When Boise, Idaho internists Ann Cordum and Kristen Fiorentino began planning to open their own practice in 2015, one of the first questions they debated was whether to use EHRs. Both had used them previously and knew the technology’s advantages and drawbacks. Eventually they chose not to, though the decision was not easy.

“There’s a lot of pressure in medicine to use a formal EHR. But so far we have not felt that the pros outweigh the cons,” Cordum says.

In part, their decision was driven by a desire to keep their practice small and personal and operate it on a direct-pay model, which requires minimizing overhead expenses. And the costs of buying and maintaining an EHR system and keeping its software updated can easily run into tens of thousands of dollars.

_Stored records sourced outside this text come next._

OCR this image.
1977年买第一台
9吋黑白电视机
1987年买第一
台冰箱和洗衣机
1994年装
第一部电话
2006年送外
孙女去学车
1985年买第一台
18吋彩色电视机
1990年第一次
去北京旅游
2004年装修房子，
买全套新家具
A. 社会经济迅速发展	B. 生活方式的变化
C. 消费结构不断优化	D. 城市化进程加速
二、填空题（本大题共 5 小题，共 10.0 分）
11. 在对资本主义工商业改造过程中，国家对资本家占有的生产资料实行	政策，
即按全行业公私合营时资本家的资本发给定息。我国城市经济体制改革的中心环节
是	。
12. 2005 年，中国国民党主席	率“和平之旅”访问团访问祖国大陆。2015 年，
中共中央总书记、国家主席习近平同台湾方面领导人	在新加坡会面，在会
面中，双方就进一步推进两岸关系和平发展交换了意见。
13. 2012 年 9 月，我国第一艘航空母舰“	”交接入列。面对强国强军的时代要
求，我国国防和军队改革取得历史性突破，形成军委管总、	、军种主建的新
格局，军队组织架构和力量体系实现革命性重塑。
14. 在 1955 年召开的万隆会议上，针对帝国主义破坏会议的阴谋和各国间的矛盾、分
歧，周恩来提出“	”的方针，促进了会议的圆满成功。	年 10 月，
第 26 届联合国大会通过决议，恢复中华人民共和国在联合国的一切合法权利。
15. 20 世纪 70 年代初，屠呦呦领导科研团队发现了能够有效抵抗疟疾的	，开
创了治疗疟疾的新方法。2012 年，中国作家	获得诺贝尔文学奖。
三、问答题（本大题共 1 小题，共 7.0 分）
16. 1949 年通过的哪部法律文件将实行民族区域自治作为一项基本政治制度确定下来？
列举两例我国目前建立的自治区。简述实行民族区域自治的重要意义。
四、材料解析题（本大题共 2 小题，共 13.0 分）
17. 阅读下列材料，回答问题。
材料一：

“So if I can cut out that piece it allows me to see fewer patients per day and spend more time with them, which was our goal when we started this practice,” Cordum explains.

Moreover, she adds, EHRs require physicians to spend a portion of each patient visit entering often-irrelevant data such as when the patient last had an eye exam or dental checkup. “And the more time spent on all that, the less time the practitioner has to address the patient’s immediate concern,” she says.

In place of an EHR, Cordum has developed her own patient charting system, either creating a traditional SOAP note in Microsoft Word or dictating the note and sending it to a transcription service. She stores printouts of notes in her office and in digital form encrypted on her computer. Except when the patient grants permission, the only other person who can see the data is Fiorentino, when she’s covering for Cordum.

When Cordum needs to exchange patient data with another provider or institution  she does it the same way the other party does even if they have an EHR: by fax.

“It’s the irony of electronic health records that none of these systems talk to each other,” she says. “So even if I were totally electronic, I’d still be relying a lot on paper.”

Despite their shortcomings, Cordum says she’s not philosophically opposed to using EHRs. “If it’s a tool that will help my patient get better care, I will use it,” she says. “But if it’s cumbersome and not really helping the care, then it just doesn’t work for me and my patient.”